Now, I’m willing to bet a pound of dead skin that nobody starts off in the medical profession by openly admitting: “I’ve always dreamt that of one day I will become a dermatologist.”
I’m guessing that dermatology is one of those fallback occupations in the medical field – should you not make the final cut for one of your top choices – brain or plastic surgeon (depending on what you’re more attracted to).
When I was plugging away on my undergraduate degree in Open Major at the University of Iowa, the fall back major was Communication Studies. Nobody started off on this track, but after partying leap-frogged academics on the priority list, this is where a lot of people were derailed, including my roommate, who later dropped out altogether. He was quick to rationalize his fall from academic grace, citing Tom Brokaw as his poster-boy for success:
“Brokaw flunked out of Communications at Iowa, and look at him now.”
True, Brokaw did drop out of UI, where he says he majored in “beer and co-eds,” but I was quick to remind my roommate that he also finished his degree at the University of South Dakota, not to mention his nabbed 17 honorary degrees without having dropped a single dime for tuition.
Instead of minoring in Beer & Co-eds, maybe I should have double-majored, so I would have had something to fall back on in case my Open Major didn’t pan out.
So you’re probably wondering what all this has to do with my rash, huh?

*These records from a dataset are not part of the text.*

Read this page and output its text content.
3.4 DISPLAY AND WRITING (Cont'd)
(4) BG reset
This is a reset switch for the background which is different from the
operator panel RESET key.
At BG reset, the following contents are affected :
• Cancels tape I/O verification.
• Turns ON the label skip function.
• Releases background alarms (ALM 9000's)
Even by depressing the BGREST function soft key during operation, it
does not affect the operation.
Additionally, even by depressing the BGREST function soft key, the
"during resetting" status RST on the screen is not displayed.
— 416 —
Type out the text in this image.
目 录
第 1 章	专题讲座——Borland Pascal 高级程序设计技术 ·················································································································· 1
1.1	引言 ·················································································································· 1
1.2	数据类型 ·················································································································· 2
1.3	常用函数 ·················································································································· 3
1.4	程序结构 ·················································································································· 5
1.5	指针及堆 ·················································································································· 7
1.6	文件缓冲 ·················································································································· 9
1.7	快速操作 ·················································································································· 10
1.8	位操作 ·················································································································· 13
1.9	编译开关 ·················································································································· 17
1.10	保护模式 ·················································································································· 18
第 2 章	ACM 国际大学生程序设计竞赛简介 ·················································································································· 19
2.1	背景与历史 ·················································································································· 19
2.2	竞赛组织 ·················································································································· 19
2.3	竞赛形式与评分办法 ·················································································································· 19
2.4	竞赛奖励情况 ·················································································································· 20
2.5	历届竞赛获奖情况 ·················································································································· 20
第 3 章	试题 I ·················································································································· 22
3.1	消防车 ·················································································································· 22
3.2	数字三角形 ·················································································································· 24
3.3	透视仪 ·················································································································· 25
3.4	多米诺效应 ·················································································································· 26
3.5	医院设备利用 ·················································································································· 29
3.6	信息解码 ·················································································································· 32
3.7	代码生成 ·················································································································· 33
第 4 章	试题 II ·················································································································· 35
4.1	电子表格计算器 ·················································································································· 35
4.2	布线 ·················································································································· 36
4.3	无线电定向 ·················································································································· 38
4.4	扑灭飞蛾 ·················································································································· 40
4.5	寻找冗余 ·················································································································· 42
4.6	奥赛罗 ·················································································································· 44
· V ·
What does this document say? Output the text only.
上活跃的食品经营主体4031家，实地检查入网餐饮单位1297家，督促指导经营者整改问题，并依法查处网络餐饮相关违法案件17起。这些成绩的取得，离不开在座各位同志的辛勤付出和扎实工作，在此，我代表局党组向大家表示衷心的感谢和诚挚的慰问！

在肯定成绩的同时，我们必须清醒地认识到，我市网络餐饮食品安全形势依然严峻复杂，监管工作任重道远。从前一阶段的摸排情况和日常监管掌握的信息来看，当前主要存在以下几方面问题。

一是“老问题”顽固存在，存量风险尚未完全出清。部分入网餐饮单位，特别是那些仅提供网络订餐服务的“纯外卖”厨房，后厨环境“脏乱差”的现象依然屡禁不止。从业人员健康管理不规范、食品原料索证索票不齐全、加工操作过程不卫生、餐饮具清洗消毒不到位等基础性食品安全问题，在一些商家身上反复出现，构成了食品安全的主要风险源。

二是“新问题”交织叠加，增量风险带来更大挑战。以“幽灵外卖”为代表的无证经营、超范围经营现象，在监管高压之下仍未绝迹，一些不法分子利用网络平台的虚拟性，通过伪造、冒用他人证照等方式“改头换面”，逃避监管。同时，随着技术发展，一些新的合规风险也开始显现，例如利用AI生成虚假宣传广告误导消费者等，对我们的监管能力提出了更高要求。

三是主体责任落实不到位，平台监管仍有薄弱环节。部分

Which leads to why I found myself sitting in the dermatologist’s office with a rash that had consumed most of my body, thinking about Darwin and evolution theory. The walls in the waiting room and the examination rooms were covered with photographs of underwater sea creatures. I tried to figure out a possible motif linking these creatures to dermatology when it dawned on me that they breathe through their skin. Skin is their essence.
I suspected my rash was an allergic reaction to laundry detergent. Thanks to the recent downturn in the economy, I’ve had to alter my normal shopping habits. Normally, when the economy is on the upswing and I’m poor but not dirt poor, I tend to buy the second-to-cheapest product on the brand chain. Not only does this help feed the illusion that I’m not a bottom feeder, but I found the thought of playing Consumer Russian Roulette exhilarating as well.
That said, I purchased the cheapest laundry detergent on the shelf.
Bang! I lost.
My dermatologist, who I suspected dreamt of a life in plastic surgery before his Darwinian fall from grace, confirmed my suspicions. His diagnosis: an allergic reaction to cheap shit.
The cure: a steady dosage of Prednisone and a 12-step program to break my addiction to cheap shit.
Speaking of Darwin, I realize there are still skeptics out there who don’t buy into his theories on evolution, but clearly none of these naysayers saw how my rash evolved on my body. It started off as a small colony on my forearms before spawning sub-colonies that spread up my arms that eventually descended down to my ankles, where they set up temporary shop.
Sure, the Creationists will argue that my spreading rash is all part of the Creator’s master plan to keep me from buying cheap crap, but I turned to a more reputable source for guidance: The Flying Spaghetti Monster of the Church of FSM.
For whatever reason, I find the Almighty FSM’s beliefs easier to swallow.
Thank Darwin for that.
(Update: T.M. Lindsey is currently rash-free and would like to thank the Flying Spaghetti Monster’s creations for creating non-generic Prednisone. Let it be noted that T.M. is also enjoying the uptick side-effects of Prednisone and has gone five days without purchasing cheap, toxin-filled products; although thanks to the former he has yet to enjoy taking the latter.)